En condamnant l’agression du président Dioncounda Traoré par des manifestants qui l’ont blessé sans mettre sa vie en danger, le capitaine Amadou Haya Sanogo semble prendre ses distances avec ses alliés politiques. Mieux, il les a dévoués en appelant « au respect de toutes les actions entreprises pour une sortie de crise louable et une transition pacifique dans l’intérêt supérieur de la nation ». Il a rejeté leur choix porté sur lui pour diriger la transition.

Dans un communiqué signé de son chef, le capitaine Amadou Haya Sanogo, le Comité national pour le redressement de la démocratie et la restauration de l’Etat (CNRDRE) a dénoncé l’atteinte à l’intégrité physique du président de la République par intérim, Dioncounda Traoré.

Il a « condamné fermement ces actes d’agression qui ne peuvent justifier aucune expression d’opinion, ni une contestation populaire ». Mieux, le capitaine Sanogo a pris ses distances avec ses alliés politiques en appelant à « plus de tolérance et de retenue, au respect de toutes les actions entreprises pour une sortie de crise louable et une transition pacifique dans l’intérêt supérieur de la nation ».

Il a rappelé qu’ »en ces périodes critiques que traverse » le pays, dont le Nord est occupé depuis près de deux mois par des groupes armés dominés par des islamistes, « seul le dialogue (…) doit être notre guide dans la recherche d’une solution véritable ».

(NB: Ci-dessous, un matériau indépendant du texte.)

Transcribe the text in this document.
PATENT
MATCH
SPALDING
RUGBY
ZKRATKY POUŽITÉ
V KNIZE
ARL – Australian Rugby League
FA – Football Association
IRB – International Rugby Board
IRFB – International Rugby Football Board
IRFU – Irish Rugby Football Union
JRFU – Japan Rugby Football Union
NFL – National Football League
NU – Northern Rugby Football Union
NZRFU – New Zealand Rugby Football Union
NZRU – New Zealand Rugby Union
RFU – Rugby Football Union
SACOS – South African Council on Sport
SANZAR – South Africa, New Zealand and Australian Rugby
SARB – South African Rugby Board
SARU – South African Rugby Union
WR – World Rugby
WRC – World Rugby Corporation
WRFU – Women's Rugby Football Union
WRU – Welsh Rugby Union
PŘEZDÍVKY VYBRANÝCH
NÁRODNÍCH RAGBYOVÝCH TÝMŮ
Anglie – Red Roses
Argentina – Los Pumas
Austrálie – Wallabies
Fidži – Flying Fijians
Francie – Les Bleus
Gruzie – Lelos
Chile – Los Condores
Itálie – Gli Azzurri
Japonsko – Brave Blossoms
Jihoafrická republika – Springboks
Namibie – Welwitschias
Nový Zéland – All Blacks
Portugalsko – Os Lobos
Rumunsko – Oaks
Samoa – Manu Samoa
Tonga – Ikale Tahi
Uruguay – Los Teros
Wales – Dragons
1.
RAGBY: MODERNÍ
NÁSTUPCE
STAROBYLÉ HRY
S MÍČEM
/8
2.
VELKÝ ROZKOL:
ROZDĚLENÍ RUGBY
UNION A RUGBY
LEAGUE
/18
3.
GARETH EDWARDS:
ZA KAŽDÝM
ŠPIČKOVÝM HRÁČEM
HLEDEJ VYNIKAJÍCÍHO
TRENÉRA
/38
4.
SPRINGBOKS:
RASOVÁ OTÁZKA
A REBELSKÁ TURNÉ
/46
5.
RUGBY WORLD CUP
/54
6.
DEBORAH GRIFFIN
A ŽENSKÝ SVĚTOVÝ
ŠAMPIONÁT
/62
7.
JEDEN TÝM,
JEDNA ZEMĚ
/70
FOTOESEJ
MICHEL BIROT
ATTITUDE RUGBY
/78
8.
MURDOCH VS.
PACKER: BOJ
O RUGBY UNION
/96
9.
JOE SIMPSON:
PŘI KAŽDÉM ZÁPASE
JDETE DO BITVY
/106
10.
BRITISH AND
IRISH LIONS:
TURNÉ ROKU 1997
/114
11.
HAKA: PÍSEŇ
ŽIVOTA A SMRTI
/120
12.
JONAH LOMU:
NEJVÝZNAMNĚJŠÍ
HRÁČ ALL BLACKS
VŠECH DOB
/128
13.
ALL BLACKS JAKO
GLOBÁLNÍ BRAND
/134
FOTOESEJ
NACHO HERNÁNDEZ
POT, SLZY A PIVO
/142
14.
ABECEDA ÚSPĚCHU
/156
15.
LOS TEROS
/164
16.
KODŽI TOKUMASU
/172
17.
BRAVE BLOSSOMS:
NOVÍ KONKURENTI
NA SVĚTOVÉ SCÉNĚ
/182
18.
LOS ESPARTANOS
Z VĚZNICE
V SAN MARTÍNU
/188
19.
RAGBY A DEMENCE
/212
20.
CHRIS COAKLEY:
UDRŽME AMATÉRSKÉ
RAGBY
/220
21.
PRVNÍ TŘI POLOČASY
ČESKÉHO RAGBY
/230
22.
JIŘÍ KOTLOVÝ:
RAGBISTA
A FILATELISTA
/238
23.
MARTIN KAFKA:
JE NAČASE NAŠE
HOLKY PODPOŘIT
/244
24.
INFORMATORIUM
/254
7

Pour certains, cette condamnation est une prise de distance de la junte à l’égard de ses alliés politiques et même un désaveu pour de nombreux leaders hostiles au maintien de Dioncounda Traoré. Pour d’autres, ce n’est qu’une déclaration de principe qui ne dédouane pas le capitaine Sanogo et ses hommes dans l’agression du président de la République qui n’ont rien fait pour empêcher ce qui est arrivé et qui était prévisible.

Aux dernières nouvelles, le capitaine Sanogo a refusé de recevoir à Kati une délégation de la Coordination des organisations patriotiques du Mali (Copam) venue lui rendre compte des résolutions de sa Convention nationale et a pris ses distances avec toutes leurs décisions.